Composed mostly of home movies and family films, this screening is especially relevant to Internet Archive's Personal Digital Archives 2012 (PDA2012) conference, which will begin the morning after the screening. We especially encourage PDA2012 participants to join us at the show.
Information on PDA2012 is at http://www.personalarchiving.com/.
RSVP NECESSARY to RSVP@archive.org.
Suggested admission for each screening: $5 bucks -- or 5 books, which will be donated to Internet Archive's book scanning project
DIRECTIONS: Internet Archive is located at 300 Funston Avenue, corner of Clement Street, in San Francisco. It's one block east of Park Presidio (California
route 1) at Clement, and reachable by many Muni lines, including the 1, 2, 28, 38.
Detailed directions are at http://www.archive.org/about/contact.php#directions
LOST LANDSCAPES OF SAN FRANCISCO, VI
CounterPULSE, 1310 Mission (at 9th Street), San Francisco, Wednesday, February 29, 2012, 7:30 pm
The sixth in the series of my annual San Francisco history screenings, Lost Landscapes presents rare and generally unseen archival footage of a vanished San Francisco (1910s-1970s) in a feature-length program of historical intervention and carnivalesque celebration. This year I'm presenting a show composed of almost all-new material, much of it in HD. It sold out the Castro Theatre in December and Internet Archive in January, and this will probably be its last screening for 2012.
As many of you know, this is interactive cinema: YOU are the soundtrack. Please come prepared to shout out your identifications, ask questions about what's on the screen, and share your thoughts with fellow audience members.

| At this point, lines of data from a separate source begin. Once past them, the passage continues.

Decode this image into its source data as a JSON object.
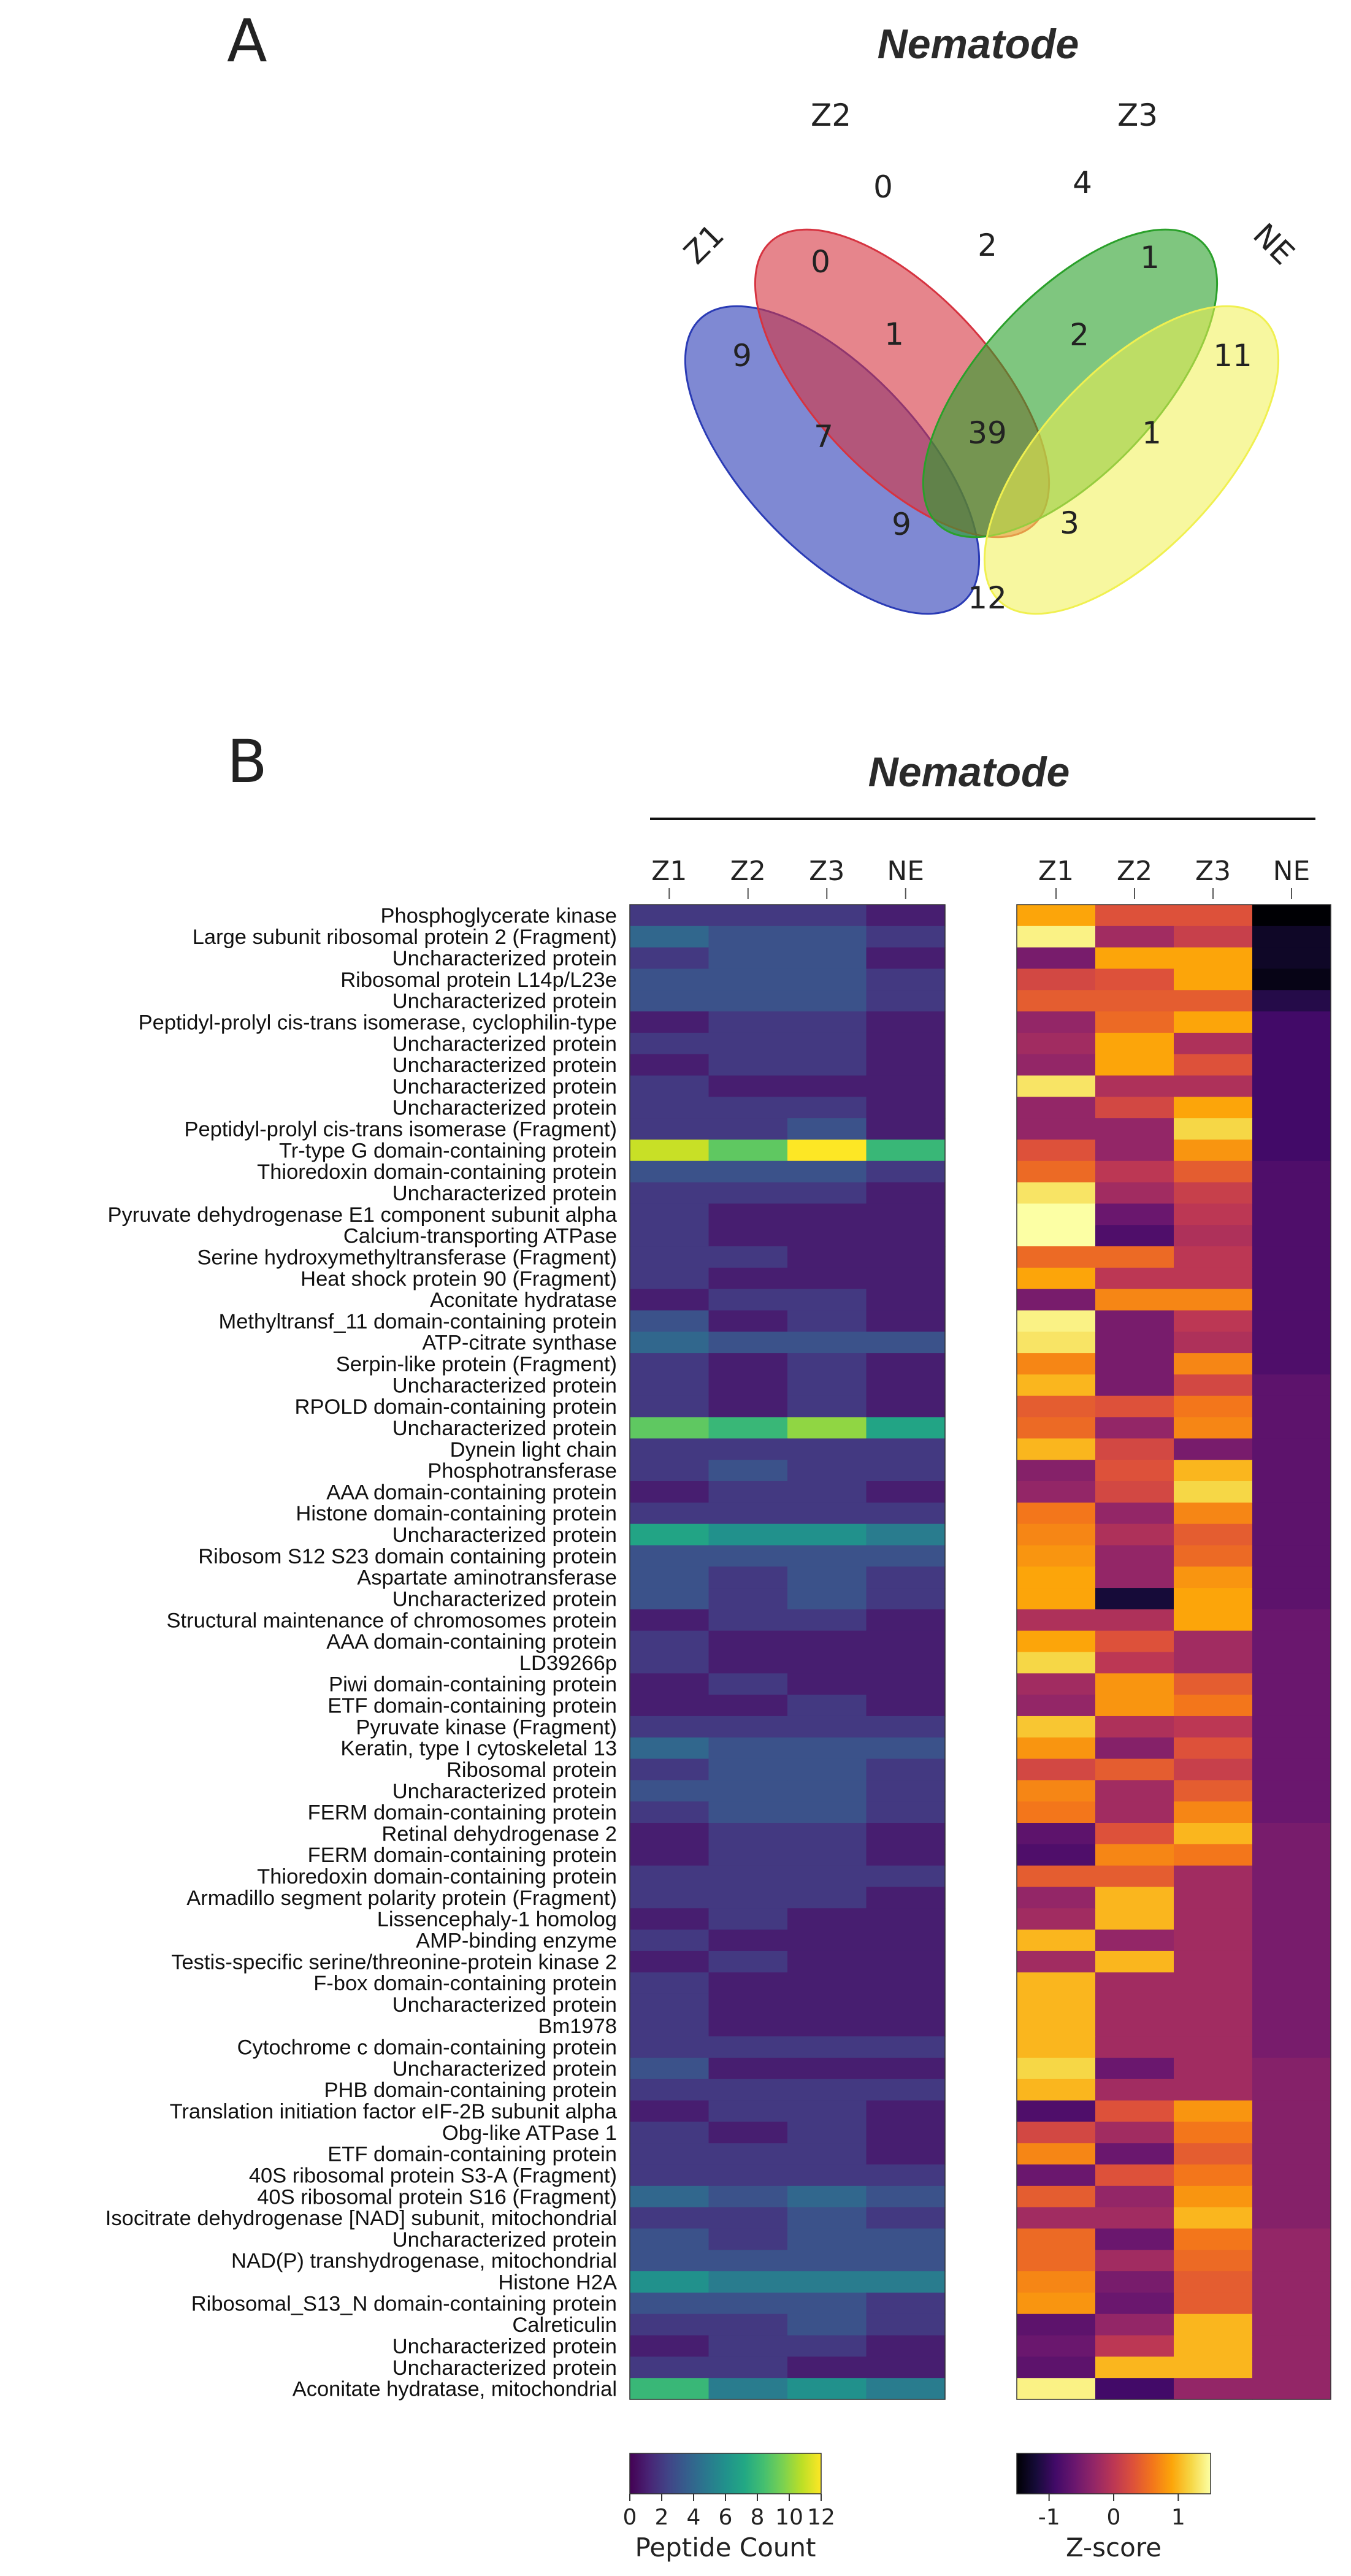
{
  "panel_a": {
    "label": "A",
    "title": "Nematode",
    "sets": [
      "Z1",
      "Z2",
      "Z3",
      "NE"
    ],
    "regions": [
      {
        "sets": "Z1",
        "count": "9"
      },
      {
        "sets": "Z2",
        "count": "0"
      },
      {
        "sets": "Z3",
        "count": "4"
      },
      {
        "sets": "NE",
        "count": "11"
      },
      {
        "sets": "Z1&Z2",
        "count": "0"
      },
      {
        "sets": "Z2&Z3",
        "count": "2"
      },
      {
        "sets": "Z3&NE",
        "count": "1"
      },
      {
        "sets": "Z1&Z2&Z3",
        "count": "1"
      },
      {
        "sets": "Z2&Z3&NE",
        "count": "2"
      },
      {
        "sets": "Z1&Z3",
        "count": "7"
      },
      {
        "sets": "Z1&Z2&Z3&NE",
        "count": "39"
      },
      {
        "sets": "Z2&NE",
        "count": "1"
      },
      {
        "sets": "Z1&Z3&NE",
        "count": "9"
      },
      {
        "sets": "Z1&Z2&NE",
        "count": "3"
      },
      {
        "sets": "Z1&NE",
        "count": "12"
      }
    ],
    "colors": {
      "Z1": "#2a3bb5",
      "Z2": "#d63340",
      "Z3": "#2aa02a",
      "NE": "#f0f050"
    }
  },
  "panel_b": {
    "label": "B",
    "title": "Nematode"
  },
  "chart_data": [
    {
      "type": "heatmap",
      "name": "peptide_count",
      "columns": [
        "Z1",
        "Z2",
        "Z3",
        "NE"
      ],
      "colorbar": {
        "label": "Peptide Count",
        "range": [
          0,
          12
        ],
        "ticks": [
          "0",
          "2",
          "4",
          "6",
          "8",
          "10",
          "12"
        ],
        "colormap": "viridis"
      },
      "rows": [
        {
          "label": "Phosphoglycerate kinase",
          "values": [
            2,
            2,
            2,
            1
          ]
        },
        {
          "label": "Large subunit ribosomal protein 2 (Fragment)",
          "values": [
            4,
            3,
            3,
            2
          ]
        },
        {
          "label": "Uncharacterized protein",
          "values": [
            2,
            3,
            3,
            1
          ]
        },
        {
          "label": "Ribosomal protein L14p/L23e",
          "values": [
            3,
            3,
            3,
            2
          ]
        },
        {
          "label": "Uncharacterized protein",
          "values": [
            3,
            3,
            3,
            2
          ]
        },
        {
          "label": "Peptidyl-prolyl cis-trans isomerase, cyclophilin-type",
          "values": [
            1,
            2,
            2,
            1
          ]
        },
        {
          "label": "Uncharacterized protein",
          "values": [
            2,
            2,
            2,
            1
          ]
        },
        {
          "label": "Uncharacterized protein",
          "values": [
            1,
            2,
            2,
            1
          ]
        },
        {
          "label": "Uncharacterized protein",
          "values": [
            2,
            1,
            1,
            1
          ]
        },
        {
          "label": "Uncharacterized protein",
          "values": [
            2,
            2,
            2,
            1
          ]
        },
        {
          "label": "Peptidyl-prolyl cis-trans isomerase (Fragment)",
          "values": [
            2,
            2,
            3,
            1
          ]
        },
        {
          "label": "Tr-type G domain-containing protein",
          "values": [
            11,
            9,
            12,
            8
          ]
        },
        {
          "label": "Thioredoxin domain-containing protein",
          "values": [
            3,
            3,
            3,
            2
          ]
        },
        {
          "label": "Uncharacterized protein",
          "values": [
            2,
            2,
            2,
            1
          ]
        },
        {
          "label": "Pyruvate dehydrogenase E1 component subunit alpha",
          "values": [
            2,
            1,
            1,
            1
          ]
        },
        {
          "label": "Calcium-transporting ATPase",
          "values": [
            2,
            1,
            1,
            1
          ]
        },
        {
          "label": "Serine hydroxymethyltransferase (Fragment)",
          "values": [
            2,
            2,
            1,
            1
          ]
        },
        {
          "label": "Heat shock protein 90 (Fragment)",
          "values": [
            2,
            1,
            1,
            1
          ]
        },
        {
          "label": "Aconitate hydratase",
          "values": [
            1,
            2,
            2,
            1
          ]
        },
        {
          "label": "Methyltransf_11 domain-containing protein",
          "values": [
            3,
            1,
            2,
            1
          ]
        },
        {
          "label": "ATP-citrate synthase",
          "values": [
            4,
            3,
            3,
            3
          ]
        },
        {
          "label": "Serpin-like protein (Fragment)",
          "values": [
            2,
            1,
            2,
            1
          ]
        },
        {
          "label": "Uncharacterized protein",
          "values": [
            2,
            1,
            2,
            1
          ]
        },
        {
          "label": "RPOLD domain-containing protein",
          "values": [
            2,
            1,
            2,
            1
          ]
        },
        {
          "label": "Uncharacterized protein",
          "values": [
            9,
            8,
            10,
            7
          ]
        },
        {
          "label": "Dynein light chain",
          "values": [
            2,
            2,
            2,
            2
          ]
        },
        {
          "label": "Phosphotransferase",
          "values": [
            2,
            3,
            2,
            2
          ]
        },
        {
          "label": "AAA domain-containing protein",
          "values": [
            1,
            2,
            2,
            1
          ]
        },
        {
          "label": "Histone domain-containing protein",
          "values": [
            2,
            2,
            2,
            2
          ]
        },
        {
          "label": "Uncharacterized protein",
          "values": [
            7,
            6,
            6,
            5
          ]
        },
        {
          "label": "Ribosom S12 S23 domain containing protein",
          "values": [
            3,
            3,
            3,
            3
          ]
        },
        {
          "label": "Aspartate aminotransferase",
          "values": [
            3,
            2,
            3,
            2
          ]
        },
        {
          "label": "Uncharacterized protein",
          "values": [
            3,
            2,
            3,
            2
          ]
        },
        {
          "label": "Structural maintenance of chromosomes protein",
          "values": [
            1,
            2,
            2,
            1
          ]
        },
        {
          "label": "AAA domain-containing protein",
          "values": [
            2,
            1,
            1,
            1
          ]
        },
        {
          "label": "LD39266p",
          "values": [
            2,
            1,
            1,
            1
          ]
        },
        {
          "label": "Piwi domain-containing protein",
          "values": [
            1,
            2,
            1,
            1
          ]
        },
        {
          "label": "ETF domain-containing protein",
          "values": [
            1,
            1,
            2,
            1
          ]
        },
        {
          "label": "Pyruvate kinase (Fragment)",
          "values": [
            2,
            2,
            2,
            2
          ]
        },
        {
          "label": "Keratin, type I cytoskeletal 13",
          "values": [
            4,
            3,
            3,
            3
          ]
        },
        {
          "label": "Ribosomal protein",
          "values": [
            2,
            3,
            3,
            2
          ]
        },
        {
          "label": "Uncharacterized protein",
          "values": [
            3,
            3,
            3,
            2
          ]
        },
        {
          "label": "FERM domain-containing protein",
          "values": [
            2,
            3,
            3,
            2
          ]
        },
        {
          "label": "Retinal dehydrogenase 2",
          "values": [
            1,
            2,
            2,
            1
          ]
        },
        {
          "label": "FERM domain-containing protein",
          "values": [
            1,
            2,
            2,
            1
          ]
        },
        {
          "label": "Thioredoxin domain-containing protein",
          "values": [
            2,
            2,
            2,
            2
          ]
        },
        {
          "label": "Armadillo segment polarity protein (Fragment)",
          "values": [
            2,
            2,
            2,
            1
          ]
        },
        {
          "label": "Lissencephaly-1 homolog",
          "values": [
            1,
            2,
            1,
            1
          ]
        },
        {
          "label": "AMP-binding enzyme",
          "values": [
            2,
            1,
            1,
            1
          ]
        },
        {
          "label": "Testis-specific serine/threonine-protein kinase 2",
          "values": [
            1,
            2,
            1,
            1
          ]
        },
        {
          "label": "F-box domain-containing protein",
          "values": [
            2,
            1,
            1,
            1
          ]
        },
        {
          "label": "Uncharacterized protein",
          "values": [
            2,
            1,
            1,
            1
          ]
        },
        {
          "label": "Bm1978",
          "values": [
            2,
            1,
            1,
            1
          ]
        },
        {
          "label": "Cytochrome c domain-containing protein",
          "values": [
            2,
            2,
            2,
            2
          ]
        },
        {
          "label": "Uncharacterized protein",
          "values": [
            3,
            1,
            1,
            1
          ]
        },
        {
          "label": "PHB domain-containing protein",
          "values": [
            2,
            2,
            2,
            2
          ]
        },
        {
          "label": "Translation initiation factor eIF-2B subunit alpha",
          "values": [
            1,
            2,
            2,
            1
          ]
        },
        {
          "label": "Obg-like ATPase 1",
          "values": [
            2,
            1,
            2,
            1
          ]
        },
        {
          "label": "ETF domain-containing protein",
          "values": [
            2,
            2,
            2,
            1
          ]
        },
        {
          "label": "40S ribosomal protein S3-A (Fragment)",
          "values": [
            2,
            2,
            2,
            2
          ]
        },
        {
          "label": "40S ribosomal protein S16 (Fragment)",
          "values": [
            4,
            3,
            4,
            3
          ]
        },
        {
          "label": "Isocitrate dehydrogenase [NAD] subunit, mitochondrial",
          "values": [
            2,
            2,
            3,
            2
          ]
        },
        {
          "label": "Uncharacterized protein",
          "values": [
            3,
            2,
            3,
            3
          ]
        },
        {
          "label": "NAD(P) transhydrogenase, mitochondrial",
          "values": [
            3,
            3,
            3,
            3
          ]
        },
        {
          "label": "Histone H2A",
          "values": [
            6,
            5,
            5,
            5
          ]
        },
        {
          "label": "Ribosomal_S13_N domain-containing protein",
          "values": [
            3,
            3,
            3,
            2
          ]
        },
        {
          "label": "Calreticulin",
          "values": [
            2,
            2,
            3,
            2
          ]
        },
        {
          "label": "Uncharacterized protein",
          "values": [
            1,
            2,
            2,
            1
          ]
        },
        {
          "label": "Uncharacterized protein",
          "values": [
            2,
            2,
            1,
            1
          ]
        },
        {
          "label": "Aconitate hydratase, mitochondrial",
          "values": [
            8,
            5,
            6,
            5
          ]
        }
      ]
    },
    {
      "type": "heatmap",
      "name": "z_score",
      "columns": [
        "Z1",
        "Z2",
        "Z3",
        "NE"
      ],
      "colorbar": {
        "label": "Z-score",
        "range": [
          -1.5,
          1.5
        ],
        "ticks": [
          "-1",
          "0",
          "1"
        ],
        "colormap": "inferno"
      },
      "values": [
        [
          0.9,
          0.3,
          0.3,
          -1.5
        ],
        [
          1.4,
          -0.2,
          0.1,
          -1.3
        ],
        [
          -0.5,
          0.9,
          0.9,
          -1.3
        ],
        [
          0.2,
          0.3,
          0.9,
          -1.4
        ],
        [
          0.4,
          0.4,
          0.4,
          -1.1
        ],
        [
          -0.3,
          0.5,
          0.9,
          -0.9
        ],
        [
          -0.2,
          0.9,
          -0.1,
          -0.9
        ],
        [
          -0.3,
          0.9,
          0.3,
          -0.9
        ],
        [
          1.3,
          -0.1,
          -0.1,
          -0.9
        ],
        [
          -0.3,
          0.2,
          0.9,
          -0.9
        ],
        [
          -0.3,
          -0.3,
          1.2,
          -0.9
        ],
        [
          0.3,
          -0.3,
          0.8,
          -0.9
        ],
        [
          0.5,
          0.0,
          0.4,
          -0.8
        ],
        [
          1.3,
          -0.2,
          0.1,
          -0.8
        ],
        [
          1.5,
          -0.6,
          0.0,
          -0.8
        ],
        [
          1.5,
          -0.8,
          -0.1,
          -0.8
        ],
        [
          0.5,
          0.5,
          0.0,
          -0.8
        ],
        [
          0.9,
          0.0,
          0.0,
          -0.8
        ],
        [
          -0.5,
          0.7,
          0.7,
          -0.8
        ],
        [
          1.4,
          -0.5,
          0.0,
          -0.8
        ],
        [
          1.3,
          -0.5,
          -0.1,
          -0.8
        ],
        [
          0.7,
          -0.5,
          0.7,
          -0.8
        ],
        [
          1.0,
          -0.5,
          0.2,
          -0.7
        ],
        [
          0.4,
          0.3,
          0.6,
          -0.7
        ],
        [
          0.5,
          -0.3,
          0.7,
          -0.7
        ],
        [
          1.0,
          0.2,
          -0.5,
          -0.7
        ],
        [
          -0.4,
          0.3,
          1.0,
          -0.7
        ],
        [
          -0.3,
          0.2,
          1.2,
          -0.7
        ],
        [
          0.6,
          -0.3,
          0.7,
          -0.7
        ],
        [
          0.7,
          -0.1,
          0.4,
          -0.7
        ],
        [
          0.8,
          -0.3,
          0.5,
          -0.7
        ],
        [
          0.9,
          -0.3,
          0.8,
          -0.7
        ],
        [
          0.9,
          -1.2,
          0.9,
          -0.7
        ],
        [
          -0.1,
          -0.1,
          0.9,
          -0.6
        ],
        [
          0.9,
          0.3,
          -0.2,
          -0.6
        ],
        [
          1.2,
          0.0,
          -0.2,
          -0.6
        ],
        [
          -0.2,
          0.8,
          0.4,
          -0.6
        ],
        [
          -0.3,
          0.8,
          0.6,
          -0.6
        ],
        [
          1.1,
          -0.1,
          0.0,
          -0.6
        ],
        [
          0.8,
          -0.4,
          0.3,
          -0.6
        ],
        [
          0.2,
          0.4,
          0.1,
          -0.6
        ],
        [
          0.7,
          -0.2,
          0.4,
          -0.6
        ],
        [
          0.6,
          -0.2,
          0.7,
          -0.6
        ],
        [
          -0.7,
          0.3,
          1.0,
          -0.5
        ],
        [
          -0.8,
          0.7,
          0.6,
          -0.5
        ],
        [
          0.4,
          0.4,
          -0.2,
          -0.5
        ],
        [
          -0.3,
          1.0,
          -0.2,
          -0.5
        ],
        [
          -0.2,
          1.0,
          -0.2,
          -0.5
        ],
        [
          1.0,
          -0.3,
          -0.2,
          -0.5
        ],
        [
          -0.2,
          1.0,
          -0.2,
          -0.5
        ],
        [
          1.0,
          -0.2,
          -0.2,
          -0.5
        ],
        [
          1.0,
          -0.2,
          -0.2,
          -0.5
        ],
        [
          1.0,
          -0.2,
          -0.2,
          -0.5
        ],
        [
          1.0,
          -0.2,
          -0.2,
          -0.5
        ],
        [
          1.2,
          -0.6,
          -0.2,
          -0.4
        ],
        [
          1.0,
          -0.2,
          -0.2,
          -0.4
        ],
        [
          -0.8,
          0.3,
          0.8,
          -0.4
        ],
        [
          0.2,
          -0.2,
          0.6,
          -0.4
        ],
        [
          0.7,
          -0.6,
          0.4,
          -0.4
        ],
        [
          -0.6,
          0.3,
          0.6,
          -0.4
        ],
        [
          0.4,
          -0.3,
          0.8,
          -0.4
        ],
        [
          -0.2,
          -0.2,
          1.0,
          -0.4
        ],
        [
          0.5,
          -0.6,
          0.6,
          -0.3
        ],
        [
          0.5,
          -0.2,
          0.5,
          -0.3
        ],
        [
          0.7,
          -0.5,
          0.4,
          -0.3
        ],
        [
          0.8,
          -0.6,
          0.4,
          -0.3
        ],
        [
          -0.7,
          -0.3,
          1.0,
          -0.3
        ],
        [
          -0.6,
          0.0,
          1.0,
          -0.3
        ],
        [
          -0.7,
          1.0,
          1.0,
          -0.3
        ],
        [
          1.4,
          -0.9,
          -0.3,
          -0.3
        ]
      ]
    }
  ]
}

Most of the footage in this program has not been shown before. It includes footage of San Francisco's cemeteries just before their removal, unique drive-thru footage of the Old Produce Market (now Golden Gateway) in the late 1940s, cruising the newly-built Embarcadero Freeway, grungy back streets in North Beach, the sandswept Sunset District in the 1930s, and newly-rediscovered Cinemascope footage of Playland, the Sky Tram and San Francisco scenes, all in Kodachrome.
No RSVP is required. We don't think this will be as crowded as past CounterPULSE shows have been, but as always we advise early arrival.
There is no formal admission charge, but Shaping San Francisco (the presenter) will pass the hat, and we encourage you to contribute so that
they can continue presenting great public programs.